Why this is one of the most important financial decisions you'll make
Manager's insurance (bituach menahalim) opened before 2013 — and sometimes later — may include a guaranteed pension factor. What does that mean in practice? That the insurance company commits in advance to how much monthly pension you'll receive at retirement for every ₪1,000 you saved.
In the pension field, a commitment like that is worth its weight in gold. Old factors were much lower than what's offered today — meaning a higher pension. Canceling such a policy can be a mistake that costs you tens of thousands of shekels over your retirement years.
When manager's insurance is worth keeping
- A low (old) pension factor — below 200, and especially below 180. That's coverage that is hard to obtain today.
- Unique coverages — some old policies include disability insurance terms superior to anything available in the market today.
- Guaranteed interest — "with interest" policies (before 1991) provide a guaranteed minimum return — rare and valuable in the current interest rate environment.
When it's worth considering a switch to a pension fund
Not every manager's insurance policy is an asset.

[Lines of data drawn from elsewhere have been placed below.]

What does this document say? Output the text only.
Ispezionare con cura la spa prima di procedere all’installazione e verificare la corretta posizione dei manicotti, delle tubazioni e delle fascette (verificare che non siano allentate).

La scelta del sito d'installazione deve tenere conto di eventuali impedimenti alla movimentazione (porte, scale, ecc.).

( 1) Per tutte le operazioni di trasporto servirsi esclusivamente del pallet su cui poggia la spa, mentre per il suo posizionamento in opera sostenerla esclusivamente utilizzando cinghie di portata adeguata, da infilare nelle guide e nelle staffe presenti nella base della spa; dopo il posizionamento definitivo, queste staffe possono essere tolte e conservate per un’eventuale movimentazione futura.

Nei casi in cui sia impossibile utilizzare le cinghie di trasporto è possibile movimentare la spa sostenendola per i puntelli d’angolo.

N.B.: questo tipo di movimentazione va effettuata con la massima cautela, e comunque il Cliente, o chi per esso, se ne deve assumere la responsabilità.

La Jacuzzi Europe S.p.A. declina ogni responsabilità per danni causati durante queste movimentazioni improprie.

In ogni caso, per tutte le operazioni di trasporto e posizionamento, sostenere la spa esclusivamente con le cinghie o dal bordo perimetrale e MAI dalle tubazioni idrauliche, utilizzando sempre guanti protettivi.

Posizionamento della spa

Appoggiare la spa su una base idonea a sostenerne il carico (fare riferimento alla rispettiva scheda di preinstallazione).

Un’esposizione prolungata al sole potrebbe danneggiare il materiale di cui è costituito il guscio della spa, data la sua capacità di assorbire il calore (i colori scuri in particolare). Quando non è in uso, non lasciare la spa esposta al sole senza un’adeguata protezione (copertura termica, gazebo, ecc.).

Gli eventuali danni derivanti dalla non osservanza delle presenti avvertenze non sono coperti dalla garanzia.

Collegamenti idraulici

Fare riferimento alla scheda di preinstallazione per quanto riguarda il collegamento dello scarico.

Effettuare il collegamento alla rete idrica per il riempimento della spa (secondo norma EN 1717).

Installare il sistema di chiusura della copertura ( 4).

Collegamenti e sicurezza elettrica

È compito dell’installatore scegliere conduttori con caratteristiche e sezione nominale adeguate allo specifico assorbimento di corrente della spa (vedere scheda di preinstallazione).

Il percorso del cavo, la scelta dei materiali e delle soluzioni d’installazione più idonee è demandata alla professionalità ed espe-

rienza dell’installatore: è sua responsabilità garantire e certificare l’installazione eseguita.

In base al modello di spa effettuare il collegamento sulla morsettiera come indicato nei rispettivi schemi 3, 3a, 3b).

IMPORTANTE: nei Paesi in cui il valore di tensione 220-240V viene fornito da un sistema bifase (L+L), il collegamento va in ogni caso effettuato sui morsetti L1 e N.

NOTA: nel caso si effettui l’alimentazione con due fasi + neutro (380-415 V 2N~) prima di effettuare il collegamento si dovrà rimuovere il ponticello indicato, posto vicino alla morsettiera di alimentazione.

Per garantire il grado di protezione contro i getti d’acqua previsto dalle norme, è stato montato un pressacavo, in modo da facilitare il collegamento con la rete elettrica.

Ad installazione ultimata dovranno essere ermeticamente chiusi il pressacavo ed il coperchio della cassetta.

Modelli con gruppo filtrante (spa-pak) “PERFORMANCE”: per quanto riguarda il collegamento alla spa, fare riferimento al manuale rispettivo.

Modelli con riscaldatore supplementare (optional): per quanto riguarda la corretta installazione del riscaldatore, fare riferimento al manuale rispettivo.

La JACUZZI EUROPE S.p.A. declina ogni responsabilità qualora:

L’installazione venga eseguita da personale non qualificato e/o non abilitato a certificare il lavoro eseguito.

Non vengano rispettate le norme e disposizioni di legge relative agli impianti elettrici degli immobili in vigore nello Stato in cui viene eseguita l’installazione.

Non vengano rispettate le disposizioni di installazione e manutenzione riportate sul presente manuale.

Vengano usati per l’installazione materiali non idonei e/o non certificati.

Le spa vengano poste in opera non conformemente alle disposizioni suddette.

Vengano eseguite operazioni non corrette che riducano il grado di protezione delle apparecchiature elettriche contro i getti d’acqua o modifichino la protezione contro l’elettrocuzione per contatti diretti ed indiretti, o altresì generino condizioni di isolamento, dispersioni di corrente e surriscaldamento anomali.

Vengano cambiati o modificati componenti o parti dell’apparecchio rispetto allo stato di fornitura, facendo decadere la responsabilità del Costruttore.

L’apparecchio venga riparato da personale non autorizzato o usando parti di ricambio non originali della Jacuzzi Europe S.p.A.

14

Sometimes it's an expensive policy with high management fees, a poor pension factor, and coverages that don't suit your situation. In circumstances like these:
- Management fees in manager's insurance can be 1.5%–3% of accumulated savings — compared with 0.1%–0.5% in a large pension fund.
- If the factor isn't guaranteed — the central advantage disappears.
- If there's no guaranteed interest — then you're simply paying more for identical management.
⚠️ Note: transferring manager's insurance — moving the money into a pension fund — is an irreversible step. Before doing it, you must thoroughly review what your existing policy holds.
The third option: combine
One of the common approaches among independent financial advisors is to keep an old manager's insurance policy with a good factor — and stop contributing new money to it. The existing accumulation retains its advantages, while future contributions go into a pension fund with low management fees.
This strategy requires coordination with the employer and a check with the insurance company — but it can be the most correct solution.
What you can't know without checking
Every policy is different. Age, year of joining, the specific policy terms, health status — all affect the right answer. There is no rule of thumb that fits everyone.
What is clear: this decision shouldn't be made based on the pitch of an agent who earns a commission from canceling the policy — nor on the generic recommendation of "switch to a pension fund because it's better."